La littérature contemporaine ou comment revenir de ses préjugés

Je l'avoue, j'ai longtemps regardé la littérature contemporaine d'un mauvais œil. Quand on se passionne pour le XIXe siècle et qu’on chérit les œuvres créées par des pointures telles que Balzac ou Dostoïevski ou alors des monuments littéraires intemporels à l’instar de Shakespeare ou de Marcel Proust, on a peut-être tendance à faire la fine bouche en ce qui concerne des auteurs vivant à notre époque. Il est vrai que les Marc Lévy et autres Nora Roberts dont j'ai pu essayer de lire les romans ne m'ont pas vraiment convaincue, et c'est le moins qu'on puisse dire. Surtout dans le paysage littéraire français j'avais à peu près abandonné l'idée de trouver un roman digne de ce nom publié après 1970, il est vrai que pendant longtemps, je n’ai pas vraiment cherché : mon avis était arrêté.
 
Il se trouve qu'au cours de mes études de lettres, je me tournais souvent vers la littérature anglophone comme un contrepoint bienfaisant à l'académisme assez étriqué des études littéraires en France. C'était comme si un vent de liberté soufflait sur le fameux 'novel' de langue anglaise et cette liberté semblait engendrer beaucoup de créativité. Et si je vouais une grande admiration à des auteurs de l'époque victorienne telles les sœurs Brontë ou Jane Austen ou encore Emily Dickinson qui leur a succédé, je dévorais aussi les œuvres très contemporaines de Zadie Smith, Jeffrey Eugenides, Donna Tart ou Nick Hornby. Je me disais que sans doute la langue anglaise, n'étant pas freinée dans son essor par une Académie, se prêtait à une littérature qui pouvait se réinventer sans cesse et réjouir le lecteur ravi d'une perle après l'autre. Je m’entêtais alors à asséner que oui, ces romans avaient été écrits par des auteurs contemporains, certes, mais en anglais, et enfin, c’étaient plutôt des exceptions.

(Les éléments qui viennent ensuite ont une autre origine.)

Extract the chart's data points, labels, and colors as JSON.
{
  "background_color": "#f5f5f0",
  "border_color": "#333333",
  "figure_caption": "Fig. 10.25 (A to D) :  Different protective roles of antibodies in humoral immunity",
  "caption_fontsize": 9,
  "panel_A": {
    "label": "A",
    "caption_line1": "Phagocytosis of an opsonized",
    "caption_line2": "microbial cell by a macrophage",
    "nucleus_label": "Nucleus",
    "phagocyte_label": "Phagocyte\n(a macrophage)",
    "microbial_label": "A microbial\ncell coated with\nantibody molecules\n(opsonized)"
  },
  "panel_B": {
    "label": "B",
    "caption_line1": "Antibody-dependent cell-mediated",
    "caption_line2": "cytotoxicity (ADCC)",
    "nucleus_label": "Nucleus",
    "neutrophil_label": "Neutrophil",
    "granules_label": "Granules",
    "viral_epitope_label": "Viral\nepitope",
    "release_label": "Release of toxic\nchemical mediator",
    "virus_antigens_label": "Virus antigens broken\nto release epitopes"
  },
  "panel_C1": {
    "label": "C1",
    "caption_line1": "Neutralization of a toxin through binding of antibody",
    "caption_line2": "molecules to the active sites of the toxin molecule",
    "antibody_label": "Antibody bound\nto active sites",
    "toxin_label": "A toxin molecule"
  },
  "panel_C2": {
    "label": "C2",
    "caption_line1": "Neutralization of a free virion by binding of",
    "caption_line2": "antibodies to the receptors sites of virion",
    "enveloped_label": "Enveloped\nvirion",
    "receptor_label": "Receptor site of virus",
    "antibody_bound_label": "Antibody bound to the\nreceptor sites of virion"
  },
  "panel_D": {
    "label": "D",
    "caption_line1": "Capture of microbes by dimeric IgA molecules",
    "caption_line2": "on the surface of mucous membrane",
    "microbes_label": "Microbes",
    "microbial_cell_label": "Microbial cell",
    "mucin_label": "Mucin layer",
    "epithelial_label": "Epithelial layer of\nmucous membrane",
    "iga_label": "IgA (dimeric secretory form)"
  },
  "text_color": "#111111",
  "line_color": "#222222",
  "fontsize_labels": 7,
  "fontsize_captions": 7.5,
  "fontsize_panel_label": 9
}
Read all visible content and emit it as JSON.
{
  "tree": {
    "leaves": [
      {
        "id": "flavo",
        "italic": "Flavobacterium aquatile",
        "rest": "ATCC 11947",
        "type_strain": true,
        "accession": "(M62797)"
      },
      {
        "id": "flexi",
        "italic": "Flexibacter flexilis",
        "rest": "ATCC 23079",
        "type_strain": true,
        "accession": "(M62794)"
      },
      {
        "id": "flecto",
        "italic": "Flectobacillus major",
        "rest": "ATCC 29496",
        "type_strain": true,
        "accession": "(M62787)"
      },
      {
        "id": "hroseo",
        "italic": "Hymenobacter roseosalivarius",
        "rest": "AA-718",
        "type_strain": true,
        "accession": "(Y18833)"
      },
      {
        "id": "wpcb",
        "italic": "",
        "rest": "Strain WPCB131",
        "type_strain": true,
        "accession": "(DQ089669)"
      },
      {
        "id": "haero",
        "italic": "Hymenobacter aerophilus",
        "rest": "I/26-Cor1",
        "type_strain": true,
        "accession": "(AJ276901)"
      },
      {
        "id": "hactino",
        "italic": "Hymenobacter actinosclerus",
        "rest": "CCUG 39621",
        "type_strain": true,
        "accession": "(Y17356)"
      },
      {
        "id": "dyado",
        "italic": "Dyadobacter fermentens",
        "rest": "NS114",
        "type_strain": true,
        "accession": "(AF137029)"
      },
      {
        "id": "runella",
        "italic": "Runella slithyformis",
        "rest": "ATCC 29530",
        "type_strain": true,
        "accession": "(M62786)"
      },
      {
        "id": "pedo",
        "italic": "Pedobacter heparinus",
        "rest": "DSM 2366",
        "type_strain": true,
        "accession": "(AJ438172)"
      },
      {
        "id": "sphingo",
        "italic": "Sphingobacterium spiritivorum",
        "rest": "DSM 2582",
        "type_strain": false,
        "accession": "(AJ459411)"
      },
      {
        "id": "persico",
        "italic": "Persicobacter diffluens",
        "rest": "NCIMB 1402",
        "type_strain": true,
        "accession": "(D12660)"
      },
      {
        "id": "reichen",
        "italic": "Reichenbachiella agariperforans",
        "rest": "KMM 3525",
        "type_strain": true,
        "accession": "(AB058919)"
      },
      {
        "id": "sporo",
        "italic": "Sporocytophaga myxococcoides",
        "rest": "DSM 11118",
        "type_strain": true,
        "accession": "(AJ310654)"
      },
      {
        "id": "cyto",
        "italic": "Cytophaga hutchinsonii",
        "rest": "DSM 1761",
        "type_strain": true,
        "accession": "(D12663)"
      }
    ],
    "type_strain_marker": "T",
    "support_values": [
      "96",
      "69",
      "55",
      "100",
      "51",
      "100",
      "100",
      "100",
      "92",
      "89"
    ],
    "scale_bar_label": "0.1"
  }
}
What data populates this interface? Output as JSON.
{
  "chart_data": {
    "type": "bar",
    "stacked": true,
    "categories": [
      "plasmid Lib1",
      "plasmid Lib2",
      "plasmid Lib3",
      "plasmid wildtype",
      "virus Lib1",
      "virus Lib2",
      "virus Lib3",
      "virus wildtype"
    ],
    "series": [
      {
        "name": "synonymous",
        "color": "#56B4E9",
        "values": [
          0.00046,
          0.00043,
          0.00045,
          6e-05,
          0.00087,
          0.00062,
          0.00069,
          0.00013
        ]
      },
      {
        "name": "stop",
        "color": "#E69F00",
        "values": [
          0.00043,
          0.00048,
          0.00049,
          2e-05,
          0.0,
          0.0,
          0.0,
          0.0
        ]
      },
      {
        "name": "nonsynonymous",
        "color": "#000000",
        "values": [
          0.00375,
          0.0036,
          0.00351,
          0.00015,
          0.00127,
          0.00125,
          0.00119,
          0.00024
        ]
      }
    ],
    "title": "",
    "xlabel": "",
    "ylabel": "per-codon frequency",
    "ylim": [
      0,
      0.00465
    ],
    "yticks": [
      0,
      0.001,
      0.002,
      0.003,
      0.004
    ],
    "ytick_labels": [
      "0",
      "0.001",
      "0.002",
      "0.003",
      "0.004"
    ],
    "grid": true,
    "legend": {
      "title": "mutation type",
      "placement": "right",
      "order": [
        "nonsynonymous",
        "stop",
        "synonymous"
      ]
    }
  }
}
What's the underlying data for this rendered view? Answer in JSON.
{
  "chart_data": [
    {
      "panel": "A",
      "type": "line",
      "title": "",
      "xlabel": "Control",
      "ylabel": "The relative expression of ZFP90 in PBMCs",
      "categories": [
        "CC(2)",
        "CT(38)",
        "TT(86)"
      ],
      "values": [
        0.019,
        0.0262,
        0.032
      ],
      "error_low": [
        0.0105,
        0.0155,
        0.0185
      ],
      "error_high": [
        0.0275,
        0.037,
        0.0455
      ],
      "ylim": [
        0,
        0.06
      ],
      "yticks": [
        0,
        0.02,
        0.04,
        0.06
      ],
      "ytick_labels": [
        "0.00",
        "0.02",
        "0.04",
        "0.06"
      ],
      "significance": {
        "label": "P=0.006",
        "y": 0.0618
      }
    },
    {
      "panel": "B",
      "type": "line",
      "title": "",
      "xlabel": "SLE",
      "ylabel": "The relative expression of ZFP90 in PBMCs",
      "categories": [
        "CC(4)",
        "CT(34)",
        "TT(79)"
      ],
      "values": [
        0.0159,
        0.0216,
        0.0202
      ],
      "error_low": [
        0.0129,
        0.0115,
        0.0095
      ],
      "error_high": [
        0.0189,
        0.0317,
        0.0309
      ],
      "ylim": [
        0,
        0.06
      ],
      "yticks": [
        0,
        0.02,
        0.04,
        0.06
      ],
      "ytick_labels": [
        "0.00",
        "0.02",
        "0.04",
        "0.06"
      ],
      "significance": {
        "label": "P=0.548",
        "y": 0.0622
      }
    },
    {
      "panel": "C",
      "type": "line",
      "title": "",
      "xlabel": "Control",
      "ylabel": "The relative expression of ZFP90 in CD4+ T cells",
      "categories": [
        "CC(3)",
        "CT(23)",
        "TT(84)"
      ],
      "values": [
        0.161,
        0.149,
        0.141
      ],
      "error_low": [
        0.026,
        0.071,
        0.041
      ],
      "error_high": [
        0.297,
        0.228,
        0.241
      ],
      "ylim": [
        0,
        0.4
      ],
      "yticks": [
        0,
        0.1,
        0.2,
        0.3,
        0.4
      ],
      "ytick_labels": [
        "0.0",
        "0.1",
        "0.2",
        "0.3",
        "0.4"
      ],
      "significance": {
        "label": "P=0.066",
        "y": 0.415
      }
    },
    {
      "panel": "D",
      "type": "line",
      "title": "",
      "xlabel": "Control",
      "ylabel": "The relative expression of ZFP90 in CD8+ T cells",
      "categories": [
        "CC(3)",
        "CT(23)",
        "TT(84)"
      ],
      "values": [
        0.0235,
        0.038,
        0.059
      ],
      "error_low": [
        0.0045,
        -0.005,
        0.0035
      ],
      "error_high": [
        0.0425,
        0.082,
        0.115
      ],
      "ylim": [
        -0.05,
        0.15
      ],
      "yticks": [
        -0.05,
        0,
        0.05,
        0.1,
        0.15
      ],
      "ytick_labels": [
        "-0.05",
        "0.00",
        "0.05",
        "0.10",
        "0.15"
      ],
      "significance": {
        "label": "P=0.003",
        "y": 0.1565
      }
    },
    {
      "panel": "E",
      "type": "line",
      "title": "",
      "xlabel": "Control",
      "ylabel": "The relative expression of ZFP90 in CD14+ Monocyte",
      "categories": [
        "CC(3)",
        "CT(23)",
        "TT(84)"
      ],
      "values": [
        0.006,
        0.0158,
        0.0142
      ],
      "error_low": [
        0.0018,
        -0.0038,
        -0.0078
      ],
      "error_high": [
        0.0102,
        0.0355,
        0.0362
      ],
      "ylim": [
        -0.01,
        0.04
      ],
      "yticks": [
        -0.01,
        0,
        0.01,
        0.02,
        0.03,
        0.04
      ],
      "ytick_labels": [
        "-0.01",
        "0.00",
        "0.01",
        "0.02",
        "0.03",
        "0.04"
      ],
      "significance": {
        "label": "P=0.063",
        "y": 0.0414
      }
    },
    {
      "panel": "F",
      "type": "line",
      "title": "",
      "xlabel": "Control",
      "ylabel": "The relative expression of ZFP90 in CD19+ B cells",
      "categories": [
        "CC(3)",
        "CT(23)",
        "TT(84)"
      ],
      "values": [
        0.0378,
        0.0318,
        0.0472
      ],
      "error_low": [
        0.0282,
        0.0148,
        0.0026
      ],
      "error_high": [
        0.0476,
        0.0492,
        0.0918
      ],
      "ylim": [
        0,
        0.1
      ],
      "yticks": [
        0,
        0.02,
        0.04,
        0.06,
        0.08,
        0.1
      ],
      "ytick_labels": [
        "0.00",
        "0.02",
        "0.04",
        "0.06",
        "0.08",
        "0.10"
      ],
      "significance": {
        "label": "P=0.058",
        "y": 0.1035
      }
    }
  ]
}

Or, dans ma soif insatiable de découvrir de nouveaux romans, je suis tombée également sur ces auteurs qui écrivent des récits qu'un petit pourcentage de lecteurs pourra lire en langue originale, et qui grâce à un traducteur ou une traductrice, seront distribués à l'échelle mondiale. C'est le cas de l’Ukrainienne Marina Lewycka ou encore de la Suédoise Katarina Mazetti. Ces découvertes ont eu lieu après mes études-j'avais retrouvé mon amour du français, et comme j'avais déjà commencé à explorer des traductions françaises de romans européens, je ne me suis pas arrêtée là. J'ai lu un bouquin de Mazarine Pingeot par ci, un Nicolas Barreau par là. Je suis revenue à l'auteur à la fois humain et très impressionnant de La petite marchande de prose, Daniel Pennac, que j'avais dû oublier pendant quelques années. En tant qu'enseignante, j'ai beaucoup aimé Chagrin d'école et j'ai été  prise de fou rires à la lecture d' Aux fruits de la passion. J'ai savouré d’une traite les romans de la grande dame de la littérature de jeunesse, Marie-Aude Murail, en commençant par l'incontournable Simple.
J'ai constaté, par ailleurs, que finalement, si j'étais honnête, beaucoup de mes auteurs fétiches se rapprochaient pas mal de la contemporanéité. Lolita fut publié en 1955, Belle du Seigneur d’Albert Cohen reçut le Prix du roman de l’Académie française en 1968 et les Métamorphoses d’un mariage du Hongrois Sandor Marai sortit de l’ombre en 1980. De plus, j’avais récemment découvert les ‘short stories d’Alice Munro – ces nouvelles qui renferment comme dans un écrin infiniment plus de beauté, de sagesse et de cohérence que bon nombre de romans. J’étais aussi tombée sur  Jonathan Franzen, géant de la parole écrite s’il en fut : Après avoir lu Freedom, j’avais déclaré que je ne pourrais plus lire aucun roman pendant un certain temps, puisqu’il était difficile pour n’importe quel auteur d’arriver à la cheville d’un tel phénomène.
Alors que je contemple les étagères de ma bibliothèque fraîchement dégarnie pour ne conserver que mes vrais coups de cœur, je dois bien me rendre à l’évidence que les écrivains vivants, s’ils ne supplantent pas ceux reposant au Père-Lachaise, m’ont tout de même réservé de sacrées jolies surprises au fil des années. J’ai hâte de dégoter la prochaine perle rare et si je mets des œillères pour enlever de mon champ de vision les bestsellers médiocres, je pourrai m’en donner à cœur joie dans les librairies du Grand-Duché.